Data from: Parallel tagged amplicon sequencing reveals major lineages and phylogenetic structure in the North American tiger salamander (Ambystoma tigrinum) species complex

Data files

Aug 30, 2012 version files 430.91 MB

Abstract

Modern analytical methods for population genetics and phylogenetics are expected to provide more accurate results when data from multiple genome-wide loci are analyzed. We present the results of an initial application of parallel tagged sequencing (PTS) on a next generation platform to sequence thousands of barcoded PCR amplicons generated from 95 nuclear loci and 93 individuals sampled across the range of the tiger salamander (Ambystoma tigrinum) species complex. To manage the bioinformatic processing of this large data set (344,330 reads), we developed a pipeline that sorts PTS data by barcode and locus, identifies high-quality variable nucleotides, and yields phased haplotype sequences for each individual at each locus. Our sequencing and bioinformatic strategy resulted in a genome-wide data set with relatively low levels of missing data and a wide range of nucleotide variation.
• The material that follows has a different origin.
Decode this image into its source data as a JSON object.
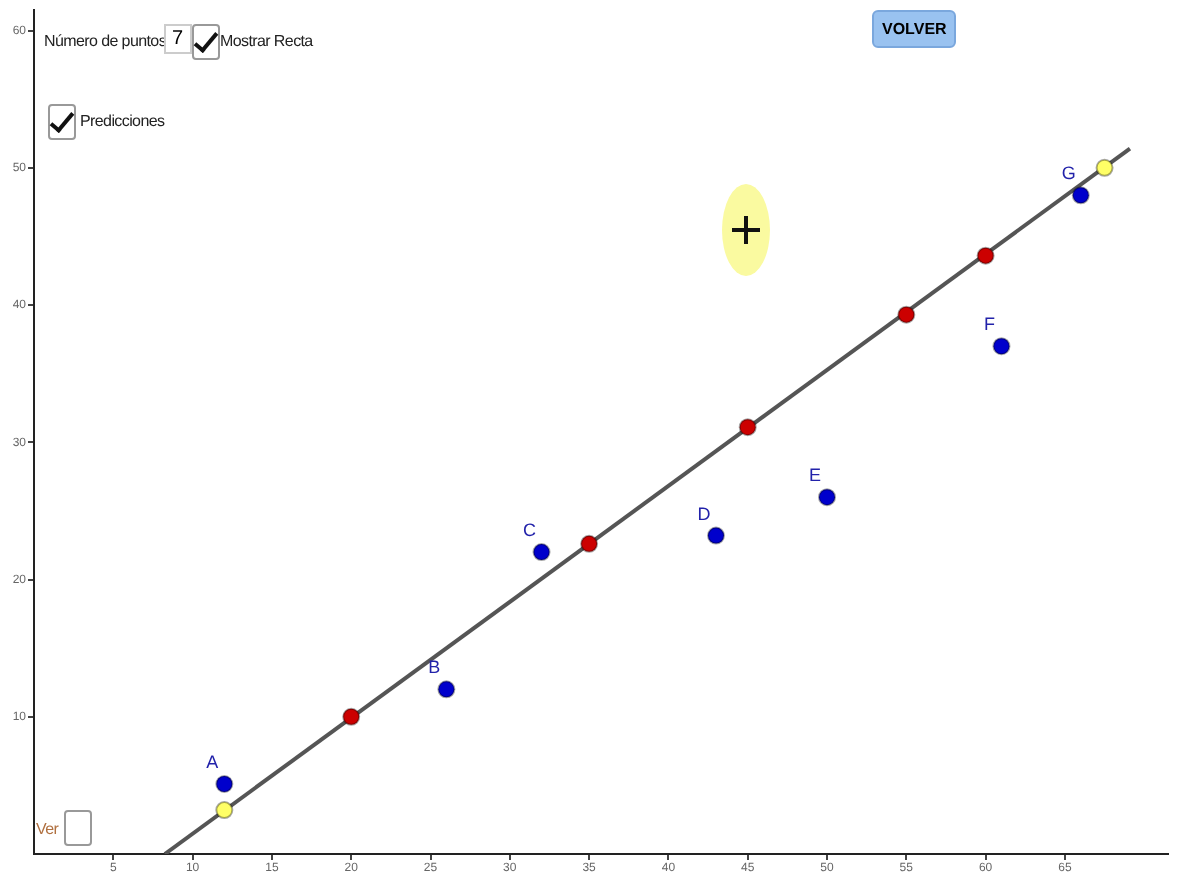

STRUCTURE analyses of these data in a genotypic format resulted in strongly supported assignments for the majority of individuals into nine geographically defined genetic clusters. Species tree analyses of the most variable loci using a multi-species coalescent model resulted in strong support for most branches in the species tree; however, analyses including more than 50 loci produced parameter sampling trends that indicated a lack of convergence on the posterior distribution. Overall, these results demonstrate the potential for amplicon-based PTS to rapidly generate large-scale data for population genetic and phylogenetic-based research.